Cohen says China hardens promise to end missiles sales to Iran

BEIJING (AP) — At U.S. urging, China has hardened the assurance it gave President Clinton last fall that it will not sell Iran more missiles capable of disrupting the flow of Persian Gulf oil, Defense Secretary William Cohen said Tuesday.
“There will be no new sales, no transfers of technology, no technical cooperation that could give Iran an ability to upgrade current (missile) systems,” Cohen told reporters after a 65-minute meeting with President Jiang Zemin.
Later, after Cohen flew to Tokyo for talks with top Japanese government officials Tuesday evening, aides to the defense secretary said Jiang did not explicitly state his government’s policy on anti-ship cruise missile sales to Iran.
The aides, speaking on condition they not be identified, said Cohen told Jiang that Gen. Chi Haotian, the defense minister, had told him on Monday that China would stop all exports of cruise missiles to Iran. Jiang did not disagree, and Cohen interpreted that as confirmation of Chi’s statement, the aides said.
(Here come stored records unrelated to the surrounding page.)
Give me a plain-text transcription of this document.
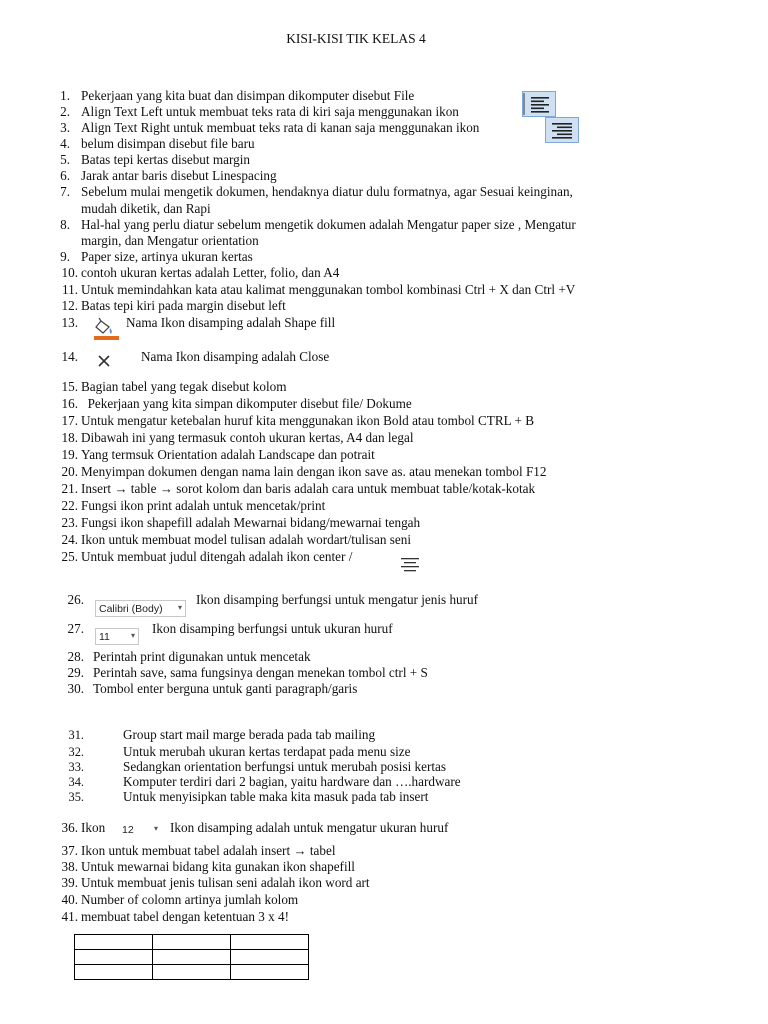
KISI-KISI TIK KELAS 4
1. Pekerjaan yang kita buat dan disimpan dikomputer disebut File
2. Align Text Left untuk membuat teks rata di kiri saja menggunakan ikon
3. Align Text Right untuk membuat teks rata di kanan saja menggunakan ikon
4. belum disimpan disebut file baru
5. Batas tepi kertas disebut margin
6. Jarak antar baris disebut Linespacing
7. Sebelum mulai mengetik dokumen, hendaknya diatur dulu formatnya, agar Sesuai keinginan,
mudah diketik, dan Rapi
8. Hal-hal yang perlu diatur sebelum mengetik dokumen adalah Mengatur paper size , Mengatur
margin, dan Mengatur orientation
9. Paper size, artinya ukuran kertas
10. contoh ukuran kertas adalah Letter, folio, dan A4
11. Untuk memindahkan kata atau kalimat menggunakan tombol kombinasi Ctrl + X dan Ctrl +V
12. Batas tepi kiri pada margin disebut left
13.	Nama Ikon disamping adalah Shape fill
14.	Nama Ikon disamping adalah Close
15. Bagian tabel yang tegak disebut kolom
16. Pekerjaan yang kita simpan dikomputer disebut file/ Dokume
17. Untuk mengatur ketebalan huruf kita menggunakan ikon Bold atau tombol CTRL + B
18. Dibawah ini yang termasuk contoh ukuran kertas, A4 dan legal
19. Yang termsuk Orientation adalah Landscape dan potrait
20. Menyimpan dokumen dengan nama lain dengan ikon save as. atau menekan tombol F12
21. Insert → table → sorot kolom dan baris adalah cara untuk membuat table/kotak-kotak
22. Fungsi ikon print adalah untuk mencetak/print
23. Fungsi ikon shapefill adalah Mewarnai bidang/mewarnai tengah
24. Ikon untuk membuat model tulisan adalah wordart/tulisan seni
25. Untuk membuat judul ditengah adalah ikon center /
26.	Ikon disamping berfungsi untuk mengatur jenis huruf
Calibri (Body) ▾
27.	Ikon disamping berfungsi untuk ukuran huruf
11	▾
28. Perintah print digunakan untuk mencetak
29. Perintah save, sama fungsinya dengan menekan tombol ctrl + S
30. Tombol enter berguna untuk ganti paragraph/garis
31.	Group start mail marge berada pada tab mailing
32.	Untuk merubah ukuran kertas terdapat pada menu size
33.	Sedangkan orientation berfungsi untuk merubah posisi kertas
34.	Komputer terdiri dari 2 bagian, yaitu hardware dan ….hardware
35.	Untuk menyisipkan table maka kita masuk pada tab insert
36. Ikon	Ikon disamping adalah untuk mengatur ukuran huruf
12	▾
37. Ikon untuk membuat tabel adalah insert → tabel
38. Untuk mewarnai bidang kita gunakan ikon shapefill
39. Untuk membuat jenis tulisan seni adalah ikon word art
40. Number of colomn artinya jumlah kolom
41. membuat tabel dengan ketentuan 3 x 4!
In an interview with reporters flying with him to Tokyo immediately after the Jiang meeting, Cohen said China had gone beyond the assurances Jiang had offered to Clinton in Washington last October. At that summit meeting, Jiang had said China had “no intention” of selling more missiles to Iran, but Cohen wanted to use his Beijing meetings this week to extract a firmer pledge on Iran.
In the interview, Cohen described Jiang’s assurance as “a pledge coming from the very highest official confirming and deepening the commitment that was made during his visit to Washington; we accept that he is the one who is leading his country.”